SESUAI amanat Undang-Undang Dasar 1945 (UUD 1945) dan Undang-Undang (UU) nomor 20 tahun 2003 tentang Sistem Pendidikan Nasional (Sisdiknas), pemerintah mengalokasikan anggaran pendidikan sebesar 20 persen dari total Anggaran Pendapatan dan Belanja Negara (APBN).

Namun sejak aturan tersebut ditetapkan, alokasi 20 persen untuk pendidikan baru bisa direalisasikan mulai 2009. 

Pada 2009, anggaran pendidikan sebesar Rp 207,4 triliun, dan terus meningkat setiap tahunnya. Pada 2024, anggaran pendidikan dialokasikan sebesar Rp 665 Triliun.
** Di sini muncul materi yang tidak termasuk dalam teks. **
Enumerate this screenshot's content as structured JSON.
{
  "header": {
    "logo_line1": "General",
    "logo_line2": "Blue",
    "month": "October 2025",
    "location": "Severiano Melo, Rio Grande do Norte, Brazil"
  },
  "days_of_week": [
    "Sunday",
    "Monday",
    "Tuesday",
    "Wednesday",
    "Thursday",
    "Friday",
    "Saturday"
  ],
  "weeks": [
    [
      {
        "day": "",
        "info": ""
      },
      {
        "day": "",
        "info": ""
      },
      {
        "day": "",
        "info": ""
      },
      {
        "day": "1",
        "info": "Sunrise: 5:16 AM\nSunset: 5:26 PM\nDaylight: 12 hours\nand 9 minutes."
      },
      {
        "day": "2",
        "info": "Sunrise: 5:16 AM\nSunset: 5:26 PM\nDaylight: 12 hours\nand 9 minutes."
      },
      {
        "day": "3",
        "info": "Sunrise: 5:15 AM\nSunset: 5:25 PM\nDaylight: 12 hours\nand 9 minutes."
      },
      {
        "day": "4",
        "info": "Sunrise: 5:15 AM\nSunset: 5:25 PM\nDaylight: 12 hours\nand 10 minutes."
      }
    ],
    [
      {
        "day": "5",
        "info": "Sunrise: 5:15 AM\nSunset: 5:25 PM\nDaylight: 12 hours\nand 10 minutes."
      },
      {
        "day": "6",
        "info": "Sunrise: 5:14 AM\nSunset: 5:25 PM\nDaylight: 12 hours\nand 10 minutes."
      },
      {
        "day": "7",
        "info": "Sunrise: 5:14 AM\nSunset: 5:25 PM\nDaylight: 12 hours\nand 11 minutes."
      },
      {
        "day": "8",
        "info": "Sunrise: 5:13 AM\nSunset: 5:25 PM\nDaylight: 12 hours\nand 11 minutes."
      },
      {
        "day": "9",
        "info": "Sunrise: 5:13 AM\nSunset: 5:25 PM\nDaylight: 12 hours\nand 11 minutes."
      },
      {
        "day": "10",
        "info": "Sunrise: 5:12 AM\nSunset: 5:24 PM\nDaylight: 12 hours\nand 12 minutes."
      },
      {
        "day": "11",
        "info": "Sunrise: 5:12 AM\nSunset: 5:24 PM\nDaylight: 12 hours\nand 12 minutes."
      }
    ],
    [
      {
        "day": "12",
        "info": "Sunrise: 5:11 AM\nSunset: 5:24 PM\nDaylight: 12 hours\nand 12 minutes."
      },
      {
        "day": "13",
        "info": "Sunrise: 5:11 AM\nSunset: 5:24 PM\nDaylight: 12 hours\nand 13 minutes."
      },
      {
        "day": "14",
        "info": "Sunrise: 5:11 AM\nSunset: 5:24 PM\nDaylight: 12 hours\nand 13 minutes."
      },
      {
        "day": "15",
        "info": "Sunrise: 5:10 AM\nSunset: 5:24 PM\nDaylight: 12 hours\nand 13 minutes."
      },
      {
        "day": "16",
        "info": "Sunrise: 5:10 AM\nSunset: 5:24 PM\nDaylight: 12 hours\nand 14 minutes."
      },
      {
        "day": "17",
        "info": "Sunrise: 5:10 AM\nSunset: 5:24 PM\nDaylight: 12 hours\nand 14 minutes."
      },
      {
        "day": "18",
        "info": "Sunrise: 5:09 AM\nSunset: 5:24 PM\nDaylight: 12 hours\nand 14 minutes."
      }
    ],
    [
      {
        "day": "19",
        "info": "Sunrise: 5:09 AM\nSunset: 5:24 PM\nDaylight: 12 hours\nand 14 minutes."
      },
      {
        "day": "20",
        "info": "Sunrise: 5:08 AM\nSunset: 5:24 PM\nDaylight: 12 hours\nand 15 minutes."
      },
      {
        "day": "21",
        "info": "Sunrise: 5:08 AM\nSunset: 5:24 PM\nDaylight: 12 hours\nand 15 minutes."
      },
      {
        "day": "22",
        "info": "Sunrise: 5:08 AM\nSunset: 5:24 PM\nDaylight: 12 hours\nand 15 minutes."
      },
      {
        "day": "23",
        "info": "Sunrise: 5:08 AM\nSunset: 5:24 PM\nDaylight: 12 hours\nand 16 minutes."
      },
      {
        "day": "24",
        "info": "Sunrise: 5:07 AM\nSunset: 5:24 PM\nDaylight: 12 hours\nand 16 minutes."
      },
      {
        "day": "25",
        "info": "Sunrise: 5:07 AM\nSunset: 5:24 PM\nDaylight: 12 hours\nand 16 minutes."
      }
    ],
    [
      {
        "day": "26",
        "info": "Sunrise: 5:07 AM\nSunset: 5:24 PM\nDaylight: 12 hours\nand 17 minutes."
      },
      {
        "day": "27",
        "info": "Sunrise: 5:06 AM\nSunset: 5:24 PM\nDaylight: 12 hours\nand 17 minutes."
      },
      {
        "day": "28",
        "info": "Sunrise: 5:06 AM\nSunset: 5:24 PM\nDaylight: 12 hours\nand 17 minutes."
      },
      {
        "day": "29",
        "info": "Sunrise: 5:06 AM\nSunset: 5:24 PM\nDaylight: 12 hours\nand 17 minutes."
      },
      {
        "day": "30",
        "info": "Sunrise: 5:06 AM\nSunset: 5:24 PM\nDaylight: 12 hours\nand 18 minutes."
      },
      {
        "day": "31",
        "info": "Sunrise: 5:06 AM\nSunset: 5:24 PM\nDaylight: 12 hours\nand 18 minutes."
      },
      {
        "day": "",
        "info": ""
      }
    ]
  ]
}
Dari 2009 hingga 2024, total anggaran pendidikan yang sudah digelontorkan mencapai Rp 6.571,17 Triliun. Anggaran yang sangat besar tentunya.

Namun pertanyaan kritisnya adalah, dengan jumlah anggaran yang sangat besar tersebut, apakah program-program pendidikan yang dibuat sudah tepat sasaran? Apakah sudah berdampak signifikan terhadap peningkatan kualitas pendidikan penduduk Indonesia secara keseluruhan?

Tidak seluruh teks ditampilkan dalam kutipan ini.